朝堂一片寂靜,康熙雖然早就知道事情是這個走向,但心裏還是不得勁,畢竟當初将那幾個輔政大臣排擠出朝堂可花了他好幾年的謀劃,現在又要将其迎回來,康熙能開心就怪了。
但是想到接下來的事情需要遏必隆的支持,他得到的利益将會是巨大的,康熙才壓下心裏的不爽。
“哦?其他人有何看法?”康熙沒有感情地走流程。
三個內閣大學士自是不願,新朝喚舊代,他們三人在內閣承三足鼎立之勢,關系穩固,如果遏必隆重新複出,毫無疑問,擁有一等功爵位且履歷金燦燦的他必定壓他們三人一頭。
陳延敬最大的依仗是皇上,既然知道了皇上的意圖就不能對着來,但是沒有被提前打招呼的他有些受傷,一張老臉耷拉着,意思很明顯。
我雖然不反對,但也不支持,他手下的官員們面面相觑,那他們該如何表态?
納蘭明珠看着一處思索,不發一言。
索額圖倒是有些動搖,他的立場是站在家族和太子殿下那邊的,皇後與太子親近,且自己不會有親生的孩子,只要皇後以後不抱養別的嫔妃的孩子,遏必隆勢大對他反而是好事。

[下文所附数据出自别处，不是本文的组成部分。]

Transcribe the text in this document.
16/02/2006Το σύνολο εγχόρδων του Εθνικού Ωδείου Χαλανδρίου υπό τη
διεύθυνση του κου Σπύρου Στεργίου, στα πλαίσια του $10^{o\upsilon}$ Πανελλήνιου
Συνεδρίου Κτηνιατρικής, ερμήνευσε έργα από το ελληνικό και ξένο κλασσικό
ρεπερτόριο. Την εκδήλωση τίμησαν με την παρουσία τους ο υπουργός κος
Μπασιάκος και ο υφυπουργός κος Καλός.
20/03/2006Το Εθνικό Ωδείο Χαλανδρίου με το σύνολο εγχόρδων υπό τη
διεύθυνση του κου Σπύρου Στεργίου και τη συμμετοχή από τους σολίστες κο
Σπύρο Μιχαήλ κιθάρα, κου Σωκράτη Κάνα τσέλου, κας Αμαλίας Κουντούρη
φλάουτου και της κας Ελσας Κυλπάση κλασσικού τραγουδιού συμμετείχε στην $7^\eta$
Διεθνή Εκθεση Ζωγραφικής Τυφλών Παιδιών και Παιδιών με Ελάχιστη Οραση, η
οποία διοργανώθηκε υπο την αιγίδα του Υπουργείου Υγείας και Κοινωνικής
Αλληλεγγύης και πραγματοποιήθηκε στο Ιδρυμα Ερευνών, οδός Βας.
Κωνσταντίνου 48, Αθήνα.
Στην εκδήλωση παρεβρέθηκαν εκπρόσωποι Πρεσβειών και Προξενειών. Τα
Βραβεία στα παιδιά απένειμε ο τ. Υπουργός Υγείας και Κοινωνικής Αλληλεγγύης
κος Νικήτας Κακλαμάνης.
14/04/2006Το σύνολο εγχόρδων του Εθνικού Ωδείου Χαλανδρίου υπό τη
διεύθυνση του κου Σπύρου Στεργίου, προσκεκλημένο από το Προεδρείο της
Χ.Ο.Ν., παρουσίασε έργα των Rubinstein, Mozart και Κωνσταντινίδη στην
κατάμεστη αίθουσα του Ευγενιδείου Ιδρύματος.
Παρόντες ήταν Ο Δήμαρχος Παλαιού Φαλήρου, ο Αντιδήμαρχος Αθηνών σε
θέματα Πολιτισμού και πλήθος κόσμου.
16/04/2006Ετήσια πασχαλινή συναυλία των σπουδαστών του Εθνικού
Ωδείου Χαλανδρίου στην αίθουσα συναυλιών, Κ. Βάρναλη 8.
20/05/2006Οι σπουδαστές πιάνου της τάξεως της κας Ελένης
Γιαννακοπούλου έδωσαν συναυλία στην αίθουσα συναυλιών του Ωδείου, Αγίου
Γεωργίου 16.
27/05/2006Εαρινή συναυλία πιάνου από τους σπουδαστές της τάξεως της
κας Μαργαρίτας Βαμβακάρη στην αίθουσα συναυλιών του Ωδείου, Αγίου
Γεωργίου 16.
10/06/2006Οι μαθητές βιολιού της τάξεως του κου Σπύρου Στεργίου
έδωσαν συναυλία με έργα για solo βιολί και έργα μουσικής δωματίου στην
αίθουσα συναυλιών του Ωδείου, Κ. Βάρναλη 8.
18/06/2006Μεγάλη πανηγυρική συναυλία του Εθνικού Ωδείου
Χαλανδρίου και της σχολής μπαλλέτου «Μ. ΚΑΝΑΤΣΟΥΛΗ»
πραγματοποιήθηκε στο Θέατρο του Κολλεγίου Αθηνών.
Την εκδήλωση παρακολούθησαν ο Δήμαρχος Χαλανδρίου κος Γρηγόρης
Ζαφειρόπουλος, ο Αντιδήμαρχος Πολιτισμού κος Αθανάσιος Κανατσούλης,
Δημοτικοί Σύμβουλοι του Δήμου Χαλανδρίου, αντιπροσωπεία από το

索額圖看向自己的老對頭明珠,這老狐貍面上可謂是深藏不漏,不過他心裏也有了決定。
而朝堂上已經有将近半數的朝臣站出來了。
“臣附議。”
“臣附議。”
“臣附議!”
威武啧啧稱奇,看着自己前頭一群平時喊着自己是中立派的前排大佬們,不由得咂舌。
你們說好的中立呢,說好的論事兒不論人呢?
壓力也給到了威武這些中後排的官員們,威武沒有猶豫地站出身,大聲道:“臣附議!”
周圍猶猶豫豫不知道該怎什麽決定的朝臣們一直面面相觑,看着早會有“拖堂”的趨勢,還沒來得及吃朝食的他們已經餓得兩眼昏花了。
索性一咕湧的也跟着威武站了出來。
“臣附議。”反正他們附不附議對大佬們的決定也沒什麽影響。
康熙牙疼,遏必隆那老匹夫是早想好了有回朝的這一天吧,一群沒有主見的牆頭草!
“那大閱典禮的事兒就交給……”
“皇上,臣以為……”
“臣附議!”
康熙看向打斷他下決定的納蘭明珠。
納蘭明珠看向打斷他反駁的索額圖。
康熙問:“明珠你有其他意見?”
“臣覺得此事重大,不如等後再議。”納蘭明珠一副守規矩的樣子。
索額圖卻道:“之後還有之後的事,既然大家都覺得此事沒有問題,往後延也是同樣的結果,陳閣老你覺得呢?”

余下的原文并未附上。